Outra medida relevante é a garantia de áreas permeáveis na reconstrução de imóveis, evitando a ocupação total dos lotes e priorizando construções em áreas já edificadas. ‘’Também há propostas inovadoras, como o projeto de lei das vagas vivas, que sugere substituir espaços de estacionamento por árvores, contribuindo para a redução de superfícies impermeáveis e para o aumento da vegetação urbana. Essas iniciativas são essenciais para tornar São Paulo mais sustentável e resiliente às mudanças climáticas.’’

Foto: Ciete Silvério/Governo do Estado de SP

Alguns exemplos 

O debate sobre novas fontes de financiamento tem ganhado força. Um estudo lançado no Congresso Nacional em 2023 avaliou a possibilidade de substituir o atual modelo de vale-transporte por uma contribuição fixa paga pelos empregadores, inspirada no sistema francês “Versement Mobilité”. Essa mudança poderia aumentar a arrecadação e reduzir drasticamente as tarifas de ônibus, tornando o transporte mais acessível.
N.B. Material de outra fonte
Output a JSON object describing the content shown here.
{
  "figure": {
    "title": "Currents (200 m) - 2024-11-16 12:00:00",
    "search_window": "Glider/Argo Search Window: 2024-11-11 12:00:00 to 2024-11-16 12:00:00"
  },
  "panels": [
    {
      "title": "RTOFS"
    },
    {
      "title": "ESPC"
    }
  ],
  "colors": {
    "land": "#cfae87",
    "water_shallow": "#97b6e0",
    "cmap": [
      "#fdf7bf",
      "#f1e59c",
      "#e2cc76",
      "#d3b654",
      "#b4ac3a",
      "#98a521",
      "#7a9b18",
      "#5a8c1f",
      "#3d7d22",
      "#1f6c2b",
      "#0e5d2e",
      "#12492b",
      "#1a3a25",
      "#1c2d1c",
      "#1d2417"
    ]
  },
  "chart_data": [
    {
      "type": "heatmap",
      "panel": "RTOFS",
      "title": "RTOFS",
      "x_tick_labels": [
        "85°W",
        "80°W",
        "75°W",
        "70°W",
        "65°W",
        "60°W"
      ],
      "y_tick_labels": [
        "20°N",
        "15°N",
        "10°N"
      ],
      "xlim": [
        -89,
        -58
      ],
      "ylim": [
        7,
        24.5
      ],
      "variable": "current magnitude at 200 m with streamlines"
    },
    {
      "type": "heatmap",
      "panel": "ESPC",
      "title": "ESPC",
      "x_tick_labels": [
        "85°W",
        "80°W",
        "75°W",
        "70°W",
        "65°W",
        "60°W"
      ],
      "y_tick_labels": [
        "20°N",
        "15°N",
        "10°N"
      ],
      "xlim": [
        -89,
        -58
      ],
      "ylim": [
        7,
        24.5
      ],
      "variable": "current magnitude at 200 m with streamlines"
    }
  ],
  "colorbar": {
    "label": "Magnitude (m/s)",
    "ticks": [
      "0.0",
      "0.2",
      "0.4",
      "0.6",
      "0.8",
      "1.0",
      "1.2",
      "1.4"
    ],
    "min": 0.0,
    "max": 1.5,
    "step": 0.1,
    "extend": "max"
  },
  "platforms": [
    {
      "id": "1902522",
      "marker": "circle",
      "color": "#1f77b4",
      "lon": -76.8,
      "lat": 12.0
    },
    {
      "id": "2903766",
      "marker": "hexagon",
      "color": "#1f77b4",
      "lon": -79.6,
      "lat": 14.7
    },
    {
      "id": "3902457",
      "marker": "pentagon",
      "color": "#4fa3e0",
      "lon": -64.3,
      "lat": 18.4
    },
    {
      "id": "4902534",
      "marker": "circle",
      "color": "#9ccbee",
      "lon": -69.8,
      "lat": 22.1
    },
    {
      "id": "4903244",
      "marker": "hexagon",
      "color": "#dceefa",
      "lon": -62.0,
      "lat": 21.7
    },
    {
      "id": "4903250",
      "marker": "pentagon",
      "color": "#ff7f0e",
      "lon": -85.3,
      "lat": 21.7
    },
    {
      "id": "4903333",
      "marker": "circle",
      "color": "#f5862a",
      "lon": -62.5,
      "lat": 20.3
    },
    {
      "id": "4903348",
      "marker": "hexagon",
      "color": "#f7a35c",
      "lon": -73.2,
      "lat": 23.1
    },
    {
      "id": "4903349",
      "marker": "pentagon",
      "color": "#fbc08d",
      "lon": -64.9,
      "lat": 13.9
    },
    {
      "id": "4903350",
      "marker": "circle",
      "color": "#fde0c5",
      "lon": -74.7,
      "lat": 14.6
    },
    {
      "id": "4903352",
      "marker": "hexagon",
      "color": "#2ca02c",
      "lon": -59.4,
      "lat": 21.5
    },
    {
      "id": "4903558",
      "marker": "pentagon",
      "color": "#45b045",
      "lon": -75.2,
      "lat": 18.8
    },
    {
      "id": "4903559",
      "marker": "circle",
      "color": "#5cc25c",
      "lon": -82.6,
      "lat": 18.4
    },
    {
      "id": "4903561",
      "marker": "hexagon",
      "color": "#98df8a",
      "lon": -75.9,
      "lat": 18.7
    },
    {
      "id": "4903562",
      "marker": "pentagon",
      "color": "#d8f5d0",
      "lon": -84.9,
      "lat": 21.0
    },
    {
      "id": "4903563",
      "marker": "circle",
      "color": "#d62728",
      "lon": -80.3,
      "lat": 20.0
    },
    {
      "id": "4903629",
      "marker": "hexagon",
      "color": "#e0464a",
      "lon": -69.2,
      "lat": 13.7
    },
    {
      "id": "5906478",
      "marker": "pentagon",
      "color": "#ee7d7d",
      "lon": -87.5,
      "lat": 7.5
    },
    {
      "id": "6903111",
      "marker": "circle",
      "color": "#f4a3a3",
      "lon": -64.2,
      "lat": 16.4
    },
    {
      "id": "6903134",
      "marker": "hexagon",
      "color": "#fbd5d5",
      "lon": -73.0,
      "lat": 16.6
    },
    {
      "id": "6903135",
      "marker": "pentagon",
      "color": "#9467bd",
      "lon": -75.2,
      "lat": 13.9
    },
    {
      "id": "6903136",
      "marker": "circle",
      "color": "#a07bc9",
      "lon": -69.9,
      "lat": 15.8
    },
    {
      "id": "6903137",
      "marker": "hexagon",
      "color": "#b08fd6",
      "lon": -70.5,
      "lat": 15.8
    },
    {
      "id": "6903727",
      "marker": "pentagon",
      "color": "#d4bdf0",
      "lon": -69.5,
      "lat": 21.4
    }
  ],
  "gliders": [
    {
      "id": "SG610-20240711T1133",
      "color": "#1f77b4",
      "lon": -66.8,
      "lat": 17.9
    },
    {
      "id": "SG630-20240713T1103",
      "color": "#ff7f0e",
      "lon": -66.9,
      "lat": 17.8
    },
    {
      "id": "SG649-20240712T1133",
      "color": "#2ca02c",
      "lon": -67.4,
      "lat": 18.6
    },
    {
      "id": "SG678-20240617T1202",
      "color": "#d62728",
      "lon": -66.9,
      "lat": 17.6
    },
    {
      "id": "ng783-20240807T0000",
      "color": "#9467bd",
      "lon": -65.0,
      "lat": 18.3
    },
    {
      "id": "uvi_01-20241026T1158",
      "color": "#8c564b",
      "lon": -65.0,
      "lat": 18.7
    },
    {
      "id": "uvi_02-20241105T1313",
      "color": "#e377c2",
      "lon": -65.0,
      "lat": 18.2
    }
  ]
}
Em Belo Horizonte, um novo projeto de lei baseado nesse modelo está em tramitação e já conta com apoio da maioria dos vereadores. A proposta prevê a eliminação do vale-transporte e a implementação de uma taxa paga pelos empregadores, isentando micro e pequenas empresas. Com a arrecadação estimada em R$ 2 bilhões anuais, o financiamento do sistema seria garantido, permitindo a redução ou até a eliminação da tarifa para os usuários. Além dos benefícios econômicos, a medida pode impulsionar o comércio local, ampliar o acesso da população de baixa renda a serviços e oportunidades, e reduzir congestionamentos e poluição. Se bem-sucedida, a iniciativa pode se tornar um modelo a ser replicado em outras cidades brasileiras, promovendo um transporte público mais eficiente e acessível.

Nabil Bonduki menciona diversas cidades que podem servir de inspiração para a mobilidade ativa e a sustentabilidade urbana no Brasil. Ele destaca, por exemplo, Maringá e Londrina, no Paraná, que desde sua fundação incorporaram parques e fundos de vale ao planejamento urbano. Outro exemplo relevante é Piracicaba, que preservou uma área verde significativa ao longo do rio, embora atualmente esteja ameaçada por empreendimentos imobiliários.

No cenário internacional, Bonduki menciona a abordagem da “cidade esponja”, adotada em algumas cidades chinesas, que prioriza a absorção da água da chuva por meio da permeabilidade do solo, reduzindo enchentes de maneira sustentável. Ele também cita o Parque do Flamengo, no Rio de Janeiro, como um caso bem-sucedido de aproveitamento de uma área conquistada ao mar, que poderia ter sido destinada à especulação imobiliária, mas foi transformada em um espaço público de lazer e contato com a natureza.

Outro ponto levantado é a necessidade de transformar infraestruturas cinzas em infraestruturas verdes. Ele sugere que piscinões, frequentemente utilizados em São Paulo para conter enchentes, sejam pensados de forma a integrar a cidade, funcionando como parques ou lagos, a exemplo dos lagos do Ibirapuera e da Aclimação, que atuam como reservatórios naturais. Além disso, ele defende a implementação de “piscininhas” em lotes individuais, permitindo a retenção e o reuso da água da chuva para usos como irrigação, limpeza e descarga de banheiros, o que contribuiria para a economia de água e a redução de enchentes.

Por fim, ele menciona cidades holandesas, que adotam sistemas de diques para proteger áreas abaixo do nível do mar, uma estratégia que poderia ser aplicada em regiões vulneráveis, como Porto Alegre e o entorno do rio Tietê, para mitigar os impactos das inundações.